Advanced Dungeons & Dragons: Treasure of Tarmin, Intellivision

An early, proto RPG based on the TSR AD&D universe, released for the Intellivision in 1983. It’s actually a sequel to the previous Intellivision AD&D game: Cloudy Mountain.

Treasure of Tarmin is one of my all-time favourite Intellivision games; it’s like an early prototype version of Dungeon Master, with crude graphics and minimal sound. That said: playing Treasure of Tarmin is a great experience if you learn how to play it properly. Reading the manual helps. As does configuring the controls correctly.

You explore dungeons from a first-person viewpoint, looking for treasure (of course), but also looking for weapons and armour upgrades which are found randomly located around. As you explore you will run into a variety of monsters, which you have to fight using essentially turn-based combat. You have two hands and can carry a variety of weapons with which to attack, but some weapons are more effective against certain opponents, so you have to learn how to switch weapons quickly and use them appropriately.

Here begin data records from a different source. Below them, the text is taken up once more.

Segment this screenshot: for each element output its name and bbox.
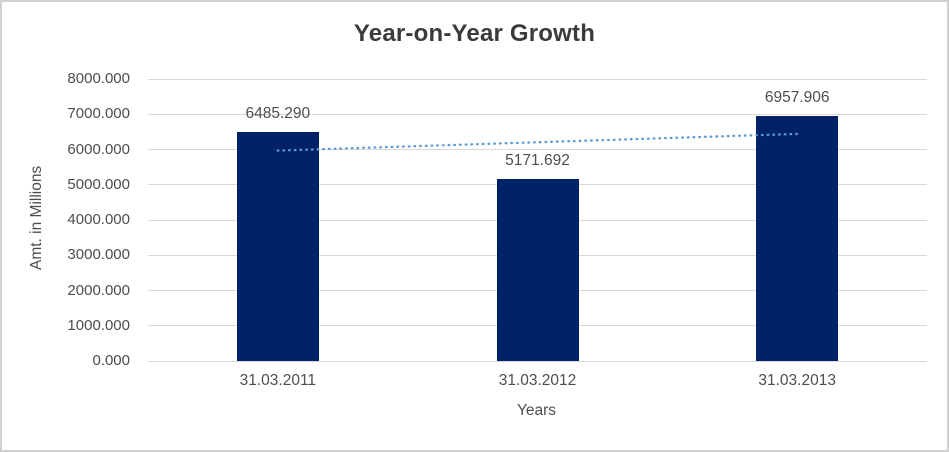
x-category-label: 31.03.2011: [239, 372, 317, 389]
chart-title: Year-on-Year Growth: [353, 20, 596, 47]
y-tick-label: 6000.000: [67, 140, 130, 158]
gridline: [148, 78, 927, 80]
gridline: [148, 113, 927, 115]
bar: [496, 178, 579, 361]
bar-value-label: 6957.906: [764, 88, 830, 106]
bar: [236, 132, 319, 361]
y-tick-label: 7000.000: [67, 105, 130, 123]
bar-value-label: 5171.692: [505, 151, 570, 169]
y-tick-label: 1000.000: [67, 316, 130, 334]
y-tick-label: 3000.000: [67, 246, 130, 264]
y-tick-label: 0.000: [92, 352, 130, 369]
bar: [756, 115, 839, 361]
x-axis-title: Years: [516, 402, 557, 419]
y-tick-label: 4000.000: [67, 211, 130, 228]
x-category-label: 31.03.2013: [758, 372, 836, 389]
y-tick-label: 5000.000: [67, 175, 130, 193]
y-tick-label: 8000.000: [67, 70, 130, 87]
x-category-label: 31.03.2012: [498, 372, 577, 389]
gridline: [148, 360, 927, 362]
bar-value-label: 6485.290: [245, 105, 311, 123]
y-tick-label: 2000.000: [67, 281, 130, 299]
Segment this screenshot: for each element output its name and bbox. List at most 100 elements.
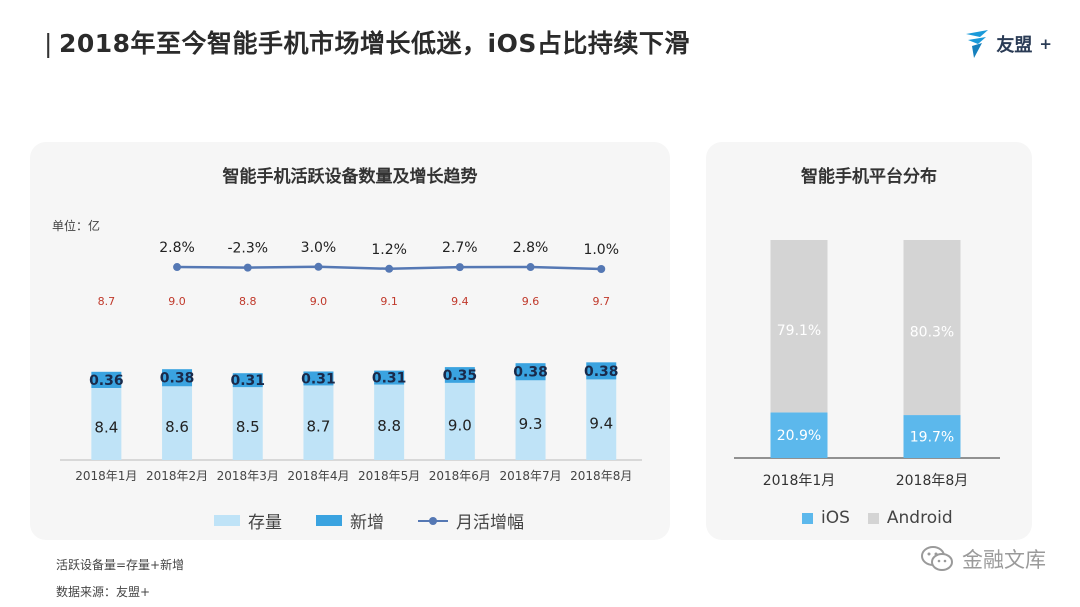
- stock-value-label: 8.6: [165, 418, 189, 436]
- total-value-label: 9.0: [310, 295, 328, 308]
- legend-label-stock: 存量: [248, 513, 282, 533]
- total-value-label: 9.0: [168, 295, 186, 308]
- new-value-label: 0.36: [89, 373, 124, 389]
- x-tick-label: 2018年5月: [358, 469, 420, 483]
- title-text: 2018年至今智能手机市场增长低迷，iOS占比持续下滑: [58, 29, 690, 58]
- new-bar: [162, 369, 193, 387]
- stock-bar: [515, 380, 546, 460]
- brand-plus: +: [1039, 35, 1052, 53]
- ios-bar: [770, 412, 828, 458]
- growth-point: [243, 263, 252, 272]
- legend-item-growth: 月活增幅: [418, 508, 524, 533]
- new-value-label: 0.31: [301, 371, 336, 387]
- ios-value-label: 20.9%: [777, 428, 821, 444]
- new-bar: [444, 367, 475, 383]
- stock-bar: [232, 387, 263, 460]
- platform-chart-panel: 智能手机平台分布 20.9% 79.1% 2018年1月 19.7% 80.3% 2018…: [706, 142, 1032, 540]
- page-title: | 2018年至今智能手机市场增长低迷，iOS占比持续下滑: [44, 24, 690, 60]
- new-bar: [515, 363, 546, 381]
- new-bar: [374, 370, 405, 385]
- x-tick-label: 2018年8月: [896, 473, 969, 489]
- activity-chart-svg: 8.4 0.36 8.7 2018年1月 8.6 0.38 9.0 2018年2月 8.5 0.3…: [60, 240, 642, 483]
- stock-value-label: 8.8: [377, 417, 401, 435]
- x-tick-label: 2018年1月: [75, 469, 137, 483]
- growth-point: [455, 263, 464, 272]
- android-bar: [770, 240, 828, 413]
- new-value-label: 0.31: [230, 373, 265, 389]
- growth-point: [173, 263, 182, 272]
- platform-legend: iOS Android: [802, 508, 953, 528]
- wechat-icon: [921, 546, 953, 571]
- total-value-label: 8.8: [239, 295, 257, 308]
- legend-item-new: 新增: [316, 508, 384, 533]
- x-tick-label: 2018年8月: [570, 469, 632, 483]
- watermark: 金融文库: [920, 544, 1046, 574]
- x-tick-label: 2018年3月: [217, 469, 279, 483]
- growth-point: [385, 264, 394, 273]
- growth-value-label: 1.0%: [583, 242, 619, 258]
- source-note: 数据来源：友盟+: [56, 585, 151, 599]
- growth-point: [597, 265, 606, 273]
- new-bar: [303, 371, 334, 386]
- watermark-text: 金融文库: [962, 548, 1046, 572]
- legend-label-growth: 月活增幅: [456, 513, 524, 533]
- brand-logo: 友盟 +: [962, 28, 1052, 60]
- stock-bar: [444, 382, 475, 460]
- total-value-label: 9.1: [380, 295, 398, 308]
- new-bar: [232, 373, 263, 388]
- android-swatch: [867, 512, 879, 524]
- stock-bar: [374, 384, 405, 460]
- ios-bar: [903, 415, 961, 458]
- stock-value-label: 9.4: [589, 415, 613, 433]
- growth-line-swatch: [418, 515, 448, 527]
- new-value-label: 0.35: [443, 368, 478, 384]
- brand-name: 友盟: [996, 35, 1033, 56]
- stock-bar: [303, 385, 334, 460]
- legend-label-new: 新增: [350, 513, 384, 533]
- total-value-label: 8.7: [98, 295, 116, 308]
- x-tick-label: 2018年2月: [146, 469, 208, 483]
- stock-value-label: 8.7: [307, 417, 331, 435]
- stock-value-label: 8.4: [94, 419, 118, 437]
- stock-bar: [91, 388, 122, 460]
- activity-chart-panel: 智能手机活跃设备数量及增长趋势 单位：亿 8.4 0.36 8.7 2018年1月 8.…: [30, 142, 670, 540]
- stock-value-label: 9.3: [519, 415, 543, 433]
- ios-value-label: 19.7%: [910, 430, 954, 446]
- stock-bar: [162, 386, 193, 460]
- new-bar: [586, 362, 617, 380]
- total-value-label: 9.4: [451, 295, 469, 308]
- new-bar: [91, 371, 122, 388]
- x-tick-label: 2018年4月: [287, 469, 349, 483]
- total-value-label: 9.6: [522, 295, 540, 308]
- legend-label-ios: iOS: [821, 508, 850, 528]
- android-bar: [903, 240, 961, 416]
- total-value-label: 9.7: [593, 295, 611, 308]
- activity-chart-title: 智能手机活跃设备数量及增长趋势: [222, 167, 478, 187]
- android-value-label: 79.1%: [777, 323, 821, 339]
- platform-chart-title: 智能手机平台分布: [801, 167, 937, 187]
- new-swatch: [316, 515, 342, 526]
- legend-item-android: Android: [867, 508, 953, 528]
- growth-value-label: 2.8%: [159, 240, 195, 256]
- android-value-label: 80.3%: [910, 324, 954, 340]
- new-value-label: 0.38: [584, 364, 619, 380]
- growth-value-label: 2.7%: [442, 240, 478, 256]
- x-tick-label: 2018年1月: [763, 473, 836, 489]
- unit-label: 单位：亿: [52, 219, 101, 233]
- stock-value-label: 9.0: [448, 416, 472, 434]
- ios-swatch: [802, 512, 813, 524]
- formula-note: 活跃设备量=存量+新增: [56, 558, 185, 572]
- new-value-label: 0.38: [513, 365, 548, 381]
- growth-value-label: 3.0%: [301, 240, 337, 256]
- stock-value-label: 8.5: [236, 418, 260, 436]
- new-value-label: 0.31: [372, 371, 407, 387]
- growth-point: [314, 262, 323, 271]
- title-bar: |: [44, 29, 53, 58]
- stock-bar: [586, 379, 617, 460]
- legend-item-ios: iOS: [802, 508, 850, 528]
- x-tick-label: 2018年7月: [499, 469, 561, 483]
- legend-item-stock: 存量: [214, 508, 282, 533]
- platform-chart-svg: 20.9% 79.1% 2018年1月 19.7% 80.3% 2018年8月: [734, 240, 1000, 489]
- growth-value-label: 2.8%: [513, 240, 549, 256]
- growth-value-label: 1.2%: [371, 242, 407, 258]
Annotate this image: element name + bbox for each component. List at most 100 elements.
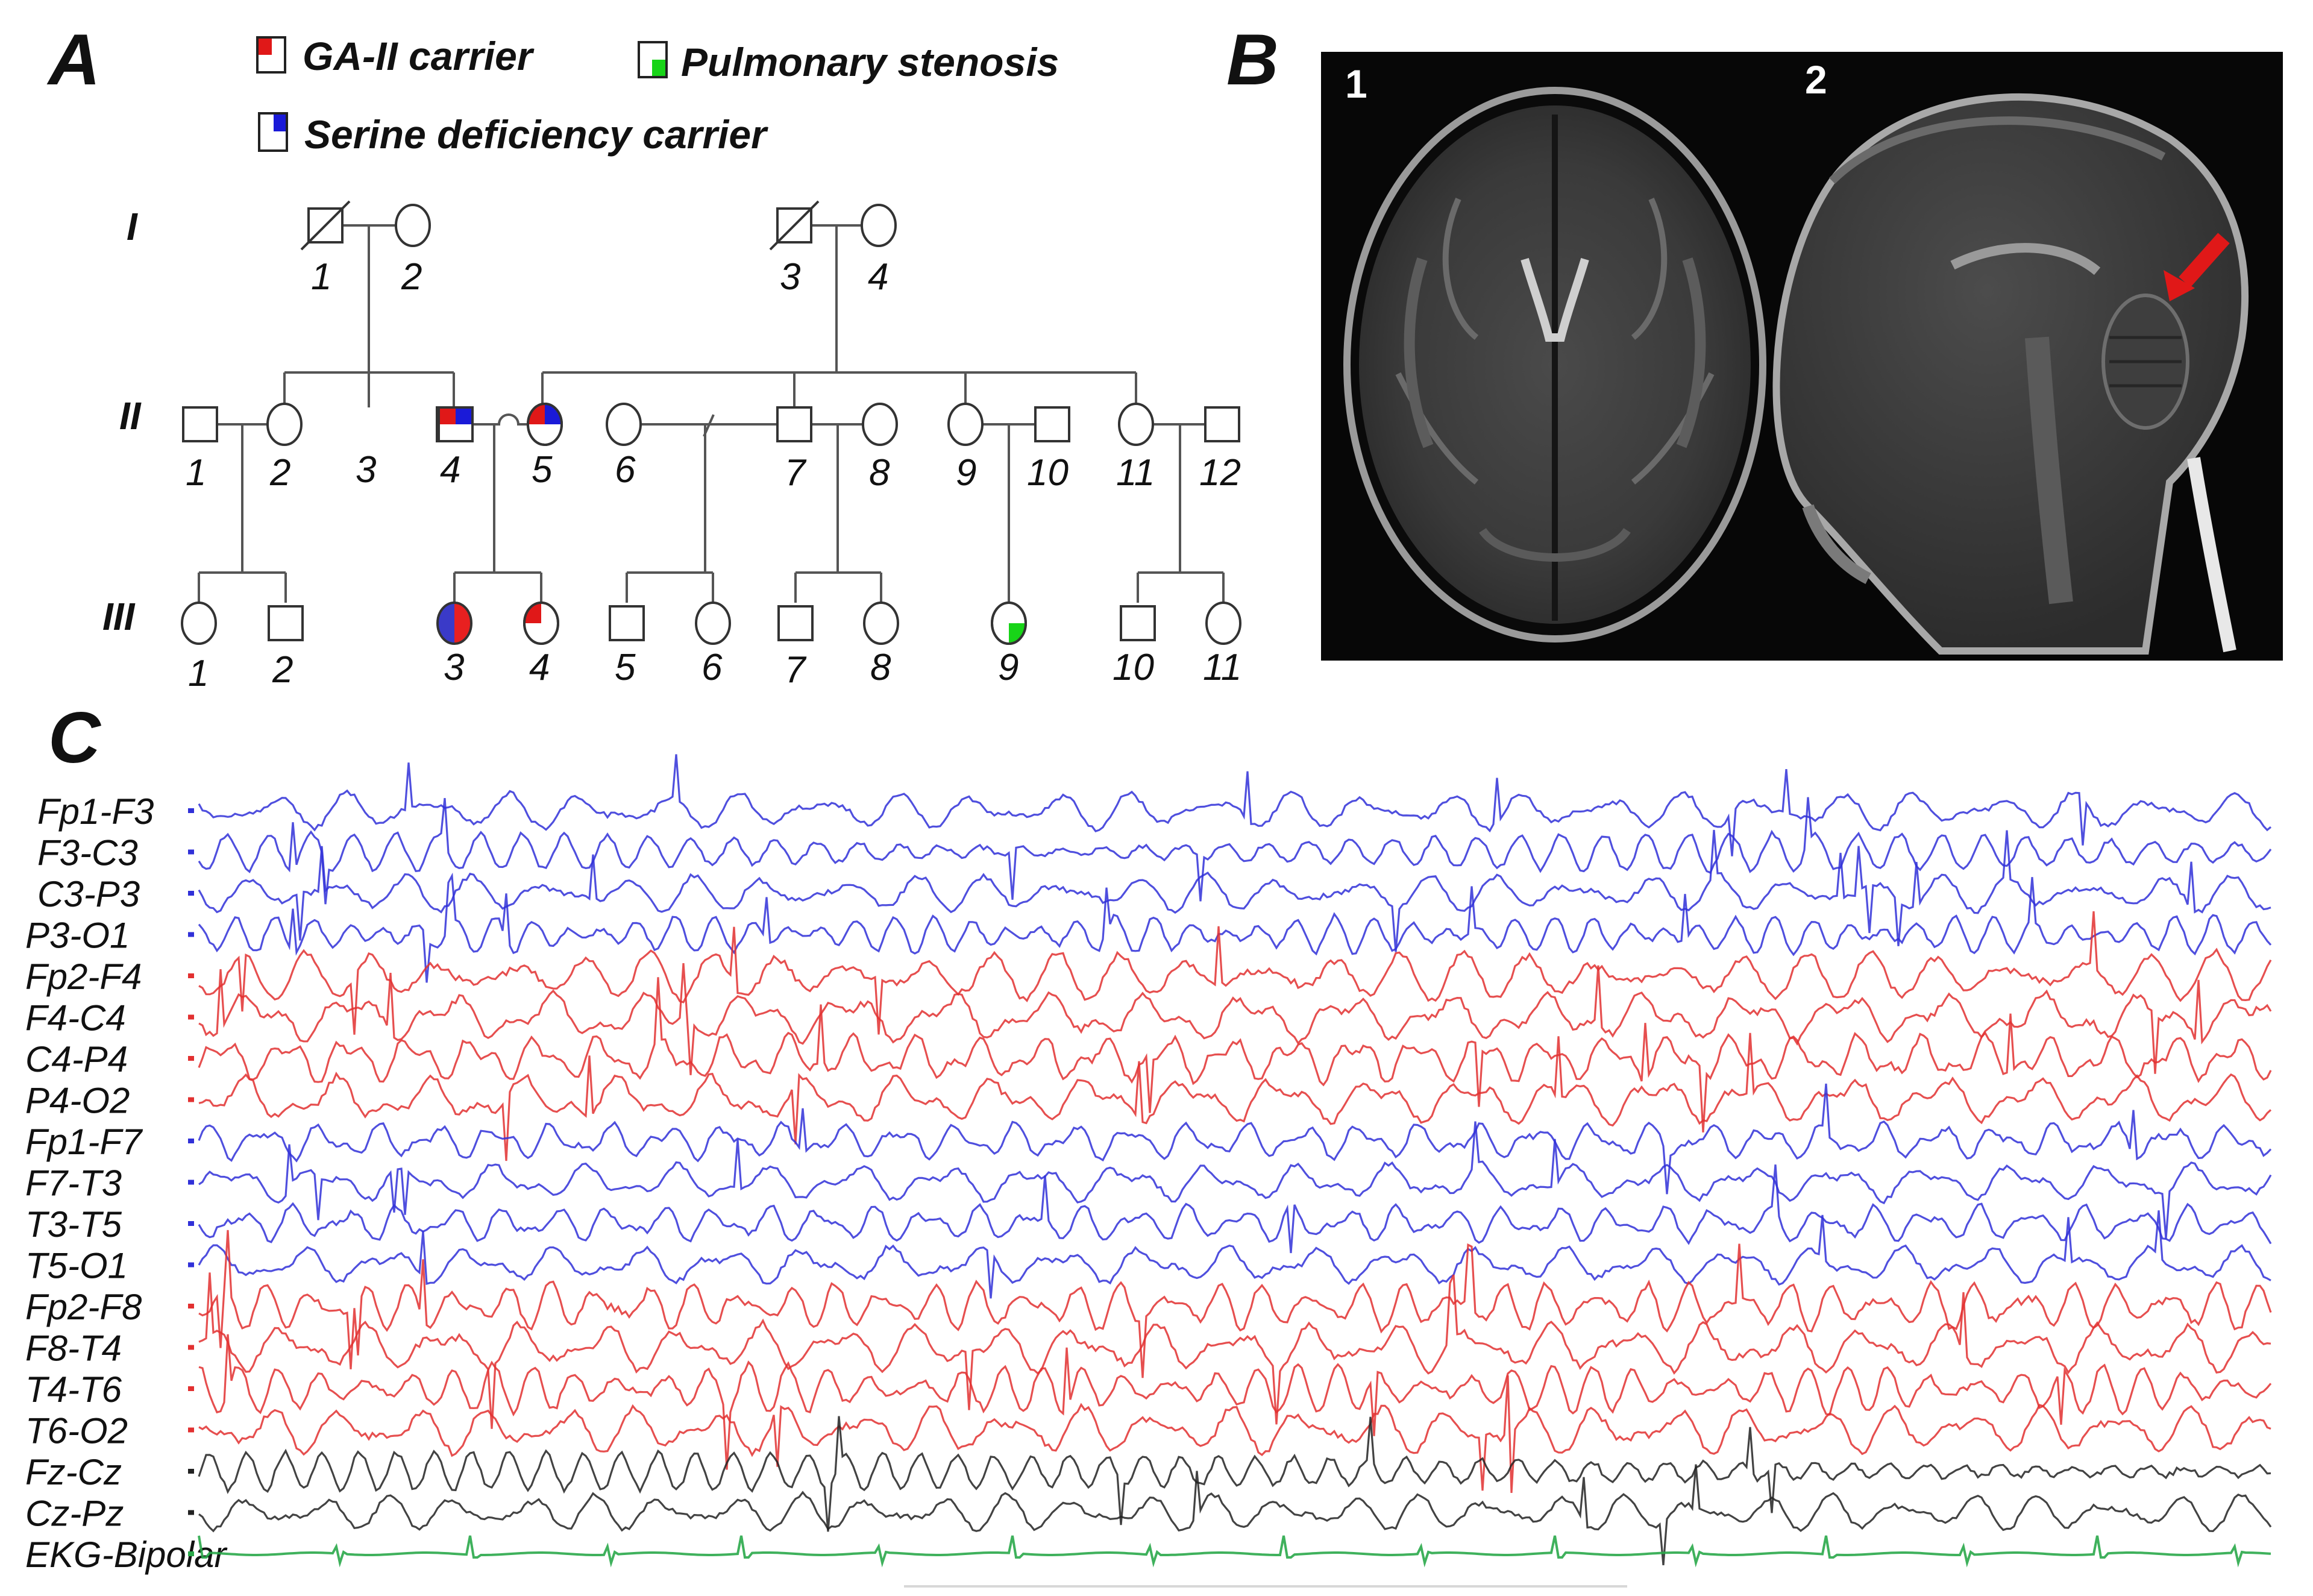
legend-ga2-label: GA-II carrier	[303, 34, 535, 78]
eeg-channel-marker	[188, 1014, 194, 1020]
individual-i-3	[769, 200, 820, 251]
gen2-individuals	[182, 403, 1240, 446]
individual-ii-11	[1118, 403, 1154, 446]
eeg-channel-marker	[188, 1221, 194, 1226]
generation-label-i: I	[127, 205, 138, 248]
eeg-trace	[198, 1464, 2272, 1566]
individual-iii-4	[523, 602, 559, 645]
eeg-trace	[198, 1535, 2271, 1568]
eeg-channel-marker	[188, 1345, 194, 1350]
eeg-channel-label: T6-O2	[25, 1411, 128, 1451]
gen3-number: 5	[615, 647, 636, 688]
gen1-number: 3	[780, 256, 800, 298]
eeg-trace	[198, 829, 2271, 952]
individual-i-1	[300, 200, 351, 251]
eeg-channel-label: P3-O1	[25, 916, 130, 956]
gen3-numbers: 1 2 3 4 5 6 7 8 9 10 11	[188, 647, 1241, 694]
gen3-number: 1	[188, 653, 209, 694]
eeg-trace	[198, 1375, 2271, 1493]
eeg-channel-marker	[188, 932, 194, 937]
panel-b-letter: B	[1226, 19, 1279, 100]
eeg-trace	[198, 1032, 2272, 1161]
eeg-trace	[198, 1083, 2272, 1195]
gen3-number: 10	[1113, 647, 1154, 688]
eeg-channel-marker	[188, 1551, 194, 1556]
gen2-number: 2	[269, 452, 290, 494]
gen3-number: 7	[785, 649, 807, 691]
eeg-channel-marker	[188, 973, 194, 978]
gen2-number: 12	[1199, 452, 1241, 494]
eeg-channel-labels: Fp1-F3F3-C3C3-P3P3-O1Fp2-F4F4-C4C4-P4P4-…	[25, 791, 227, 1575]
individual-iii-1	[181, 602, 217, 645]
separation-mark	[703, 414, 715, 437]
gen3-number: 9	[998, 647, 1018, 688]
gen1-number: 1	[311, 256, 331, 298]
gen2-number: 9	[956, 452, 976, 494]
eeg-trace	[198, 1416, 2271, 1532]
eeg-trace	[198, 1121, 2272, 1239]
gen3-number: 8	[870, 647, 891, 688]
individual-i-2	[395, 204, 431, 247]
eeg-channel-marker	[188, 1180, 194, 1185]
gen1-numbers: 1 2 3 4	[311, 256, 888, 298]
mri-sagittal-image	[1772, 93, 2249, 655]
gen1-individuals	[300, 200, 897, 251]
eeg-trace	[198, 977, 2272, 1133]
eeg-channel-label: P4-O2	[25, 1081, 130, 1121]
individual-ii-12	[1204, 406, 1240, 442]
eeg-channel-label: C3-P3	[37, 874, 140, 914]
mri-axial-label: 1	[1345, 61, 1367, 106]
eeg-channel-marker	[188, 891, 194, 896]
eeg-channel-label: Fp2-F4	[25, 957, 142, 997]
mri-sagittal-label: 2	[1805, 57, 1827, 102]
gen2-number: 5	[532, 449, 553, 491]
eeg-channel-label: Fp1-F7	[25, 1122, 143, 1162]
eeg-channel-marker	[188, 1427, 194, 1433]
eeg-trace	[198, 911, 2272, 1035]
eeg-traces	[198, 754, 2272, 1568]
generation-label-iii: III	[102, 595, 136, 638]
eeg-channel-label: F8-T4	[25, 1328, 122, 1369]
eeg-trace	[198, 754, 2272, 856]
individual-ii-7	[776, 406, 812, 442]
legend-pulmonary-label: Pulmonary stenosis	[681, 40, 1059, 84]
gen1-number: 4	[868, 256, 888, 298]
eeg-trace	[198, 1272, 2271, 1429]
eeg-trace	[198, 872, 2272, 983]
individual-ii-2	[266, 403, 303, 446]
eeg-channel-marker	[188, 849, 194, 855]
arrow-icon	[2164, 233, 2230, 301]
eeg-channel-marker	[188, 1304, 194, 1309]
eeg-channel-label: F7-T3	[25, 1163, 122, 1204]
gen1-number: 2	[401, 256, 422, 298]
eeg-channel-label: Fz-Cz	[25, 1452, 122, 1492]
eeg-channel-markers	[188, 808, 194, 1556]
eeg-channel-marker	[188, 1386, 194, 1391]
eeg-channel-label: EKG-Bipolar	[25, 1535, 227, 1575]
generation-label-ii: II	[119, 394, 142, 438]
eeg-trace	[198, 797, 2272, 905]
eeg-channel-marker	[188, 1056, 194, 1061]
eeg-channel-marker	[188, 808, 194, 813]
individual-ii-5	[527, 403, 563, 446]
gen2-number: 10	[1027, 452, 1069, 494]
mri-axial-image	[1343, 87, 1766, 642]
individual-ii-10	[1034, 406, 1070, 442]
eeg-trace	[198, 963, 2272, 1075]
gen3-number: 3	[444, 647, 464, 688]
legend-pulmonary-symbol	[638, 41, 668, 78]
individual-iii-9	[991, 602, 1027, 645]
eeg-channel-label: Cz-Pz	[25, 1494, 124, 1534]
eeg-channel-label: T4-T6	[25, 1369, 122, 1410]
eeg-channel-label: Fp2-F8	[25, 1287, 142, 1327]
panel-b: B 1	[1226, 19, 2283, 661]
gen3-number: 2	[272, 649, 293, 691]
gen2-number: 3	[356, 449, 376, 491]
gen2-number: 6	[615, 449, 636, 491]
individual-i-4	[861, 204, 897, 247]
eeg-channel-marker	[188, 1139, 194, 1143]
individual-iii-3	[436, 602, 472, 645]
gen2-number: 11	[1116, 452, 1155, 494]
gen2-number: 8	[869, 452, 890, 494]
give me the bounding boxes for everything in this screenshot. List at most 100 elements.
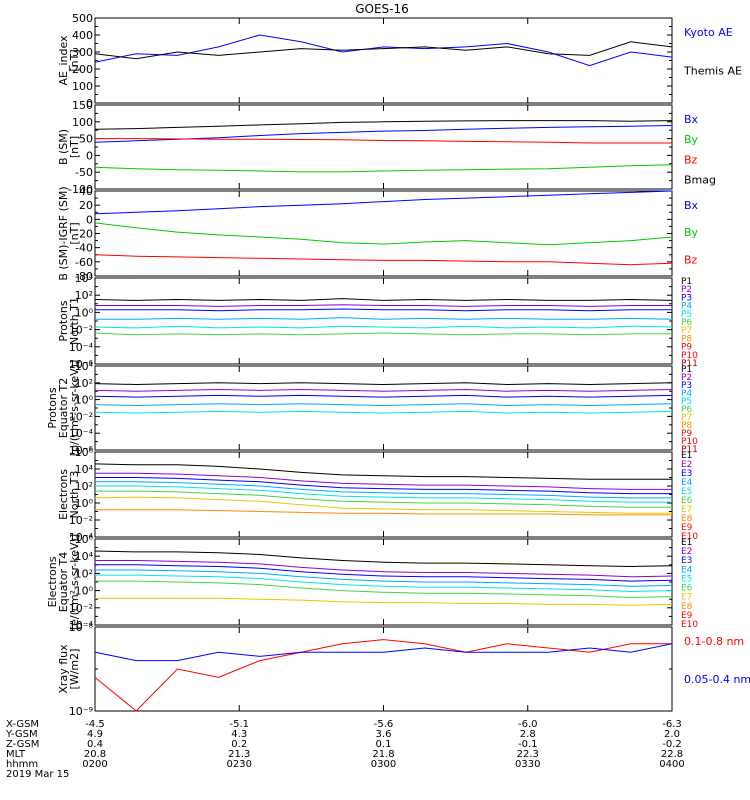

What is cool is that you have a ring-shaped inventory, in which you can rotate items, and also swap them with items in your hands. This is key to understanding the game. Once you’ve grasped how to use the ring inventory, and can easily switch between items, you can then concentrate on killing monsters and exploring. And it’s tough going initially. There are four different skill levels to play. On the easiest skill level the dungeon is small and games take between 10 mins and 30 mins to play (longer if you’re slow). On the hardest difficulty a game can take five hours or more and have a minimum of 12 maze levels, although you can beat the end boss Minotaur and continue going downwards if you want. There’s a neat side-on dungeon map showing how deep you are in the dungeon, and of course the monsters get stronger and the items get better the deeper you go.

Treasure of Tarmin is surprisingly good considering its age. It might look a bit rubbish, but the game has a lot of detail and atmosphere and – for my money – is the best game on the Intellivision by some margin. Great programming by Tom Loughry (who apparently wrote the game in 1981, but it wasn’t released until 1983… Weird…).

More: Treasure of Tarmin on Wikipedia


4 thoughts on “Advanced Dungeons & Dragons: Treasure of Tarmin, Intellivision”

  1. It is always great to see this game get its proper acknowledgement. It was groundbreaking and also still has some *fun* replay-ability in 2019, not many games can say that. It is a good one for playing alone with the lights off and no ambient noise (although Cloudy Mountain is more fun with that because that game requires audio cues) to get the full effect.

    Liked by 1 person

    1. Dungeon Master is my (second) favourite game of all time, and Tarmin has similar qualities. For its time, it is quite an achievement. Tarmin is still very playable and engrossing now, in 2019. It unfortunately passed me by at the time.